P announced on Thursday that it would close its offices in three major US cities, saying “The future of work at Yelp is distant,” after workers started working from home en masse during the pandemic. In a blog post, chief executive Jeremy Stoppelman said the online rating firm would close its “most consistently underutilized offices” in New York, Chicago and Washington, D.C. starting July 29. “Combined, the three offices we are closing have seen an average weekly usage of less than 2% of available workspaces,” he said. A survey found that 86% of respondents prefer to work from home.

• A city in central China has fired one of its top security officials and punished several others for using a COVID tracking system to thwart protests against alleged bank fraudthe Wall Street Journal reported.
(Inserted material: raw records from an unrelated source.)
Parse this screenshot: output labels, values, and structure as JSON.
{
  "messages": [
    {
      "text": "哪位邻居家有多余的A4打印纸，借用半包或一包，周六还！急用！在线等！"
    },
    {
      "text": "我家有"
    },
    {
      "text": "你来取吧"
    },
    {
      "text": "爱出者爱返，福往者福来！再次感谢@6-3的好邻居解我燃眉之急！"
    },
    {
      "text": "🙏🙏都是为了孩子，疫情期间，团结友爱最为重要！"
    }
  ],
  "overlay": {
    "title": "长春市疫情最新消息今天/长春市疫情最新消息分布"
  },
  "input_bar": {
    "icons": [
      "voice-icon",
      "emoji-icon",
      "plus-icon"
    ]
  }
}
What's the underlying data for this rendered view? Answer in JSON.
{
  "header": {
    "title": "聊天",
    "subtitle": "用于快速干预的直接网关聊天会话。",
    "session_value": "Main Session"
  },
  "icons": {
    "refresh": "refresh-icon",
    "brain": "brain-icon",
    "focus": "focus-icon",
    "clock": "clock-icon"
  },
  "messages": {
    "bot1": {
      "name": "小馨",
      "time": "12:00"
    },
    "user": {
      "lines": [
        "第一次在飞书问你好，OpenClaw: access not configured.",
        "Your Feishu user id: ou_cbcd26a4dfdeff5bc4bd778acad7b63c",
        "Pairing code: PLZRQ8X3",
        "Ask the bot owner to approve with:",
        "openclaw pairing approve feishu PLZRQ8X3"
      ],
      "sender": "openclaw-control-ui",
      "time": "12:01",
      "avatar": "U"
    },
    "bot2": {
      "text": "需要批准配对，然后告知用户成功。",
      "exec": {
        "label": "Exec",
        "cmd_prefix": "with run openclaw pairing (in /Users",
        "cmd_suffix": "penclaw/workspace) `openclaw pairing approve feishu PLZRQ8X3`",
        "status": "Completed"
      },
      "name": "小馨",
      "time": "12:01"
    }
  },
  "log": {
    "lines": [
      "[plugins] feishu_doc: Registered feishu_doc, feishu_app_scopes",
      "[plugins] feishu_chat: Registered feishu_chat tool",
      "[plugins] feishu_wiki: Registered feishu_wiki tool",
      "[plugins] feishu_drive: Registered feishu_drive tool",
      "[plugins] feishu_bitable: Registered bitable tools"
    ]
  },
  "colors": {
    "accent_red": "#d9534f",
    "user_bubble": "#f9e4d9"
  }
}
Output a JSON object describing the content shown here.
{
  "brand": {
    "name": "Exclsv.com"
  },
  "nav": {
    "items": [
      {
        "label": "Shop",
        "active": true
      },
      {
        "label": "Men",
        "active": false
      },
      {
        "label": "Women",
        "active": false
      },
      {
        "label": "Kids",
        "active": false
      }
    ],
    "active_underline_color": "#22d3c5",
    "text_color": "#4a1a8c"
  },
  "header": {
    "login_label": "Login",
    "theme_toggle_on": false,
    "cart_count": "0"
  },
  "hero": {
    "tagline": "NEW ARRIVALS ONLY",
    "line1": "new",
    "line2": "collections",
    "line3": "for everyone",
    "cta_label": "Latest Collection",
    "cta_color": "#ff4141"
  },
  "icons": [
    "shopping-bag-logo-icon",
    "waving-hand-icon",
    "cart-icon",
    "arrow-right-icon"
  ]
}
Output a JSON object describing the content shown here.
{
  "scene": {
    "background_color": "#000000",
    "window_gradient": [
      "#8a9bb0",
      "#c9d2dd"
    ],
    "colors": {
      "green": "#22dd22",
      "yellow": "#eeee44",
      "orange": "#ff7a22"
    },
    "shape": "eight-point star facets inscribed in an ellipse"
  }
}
Two pandemic control officials in the central Chinese city of Zhengzhou have changed the health codes of more than a thousand bank customers to red, which indicates high risk for COVID infections— “without permission,” the city’s anti-corruption agency said in a statement.

Read also: COVID patients with weakened immune systems should receive priority care to prevent the emergence of new variants, experts say

Here’s what the numbers say

The global tally of confirmed COVID-19 cases topped 542.2 million on Friday, while the death toll topped 6.32 million, according to data aggregated by Johns Hopkins University.

The United States leads the world with 86.8 million cases and 1,015,343 deaths.

The Centers for Disease Control and Prevention Tracker shows that 222.1 million people living in the United States are fully immunized, or 66.9% of the total population. But only 105 million had a first booster, or 47.3% of the vaccinated population.

Only 16.6 million people aged 50 and over eligible for a second booster had one, or 26.1% of those who had a first booster.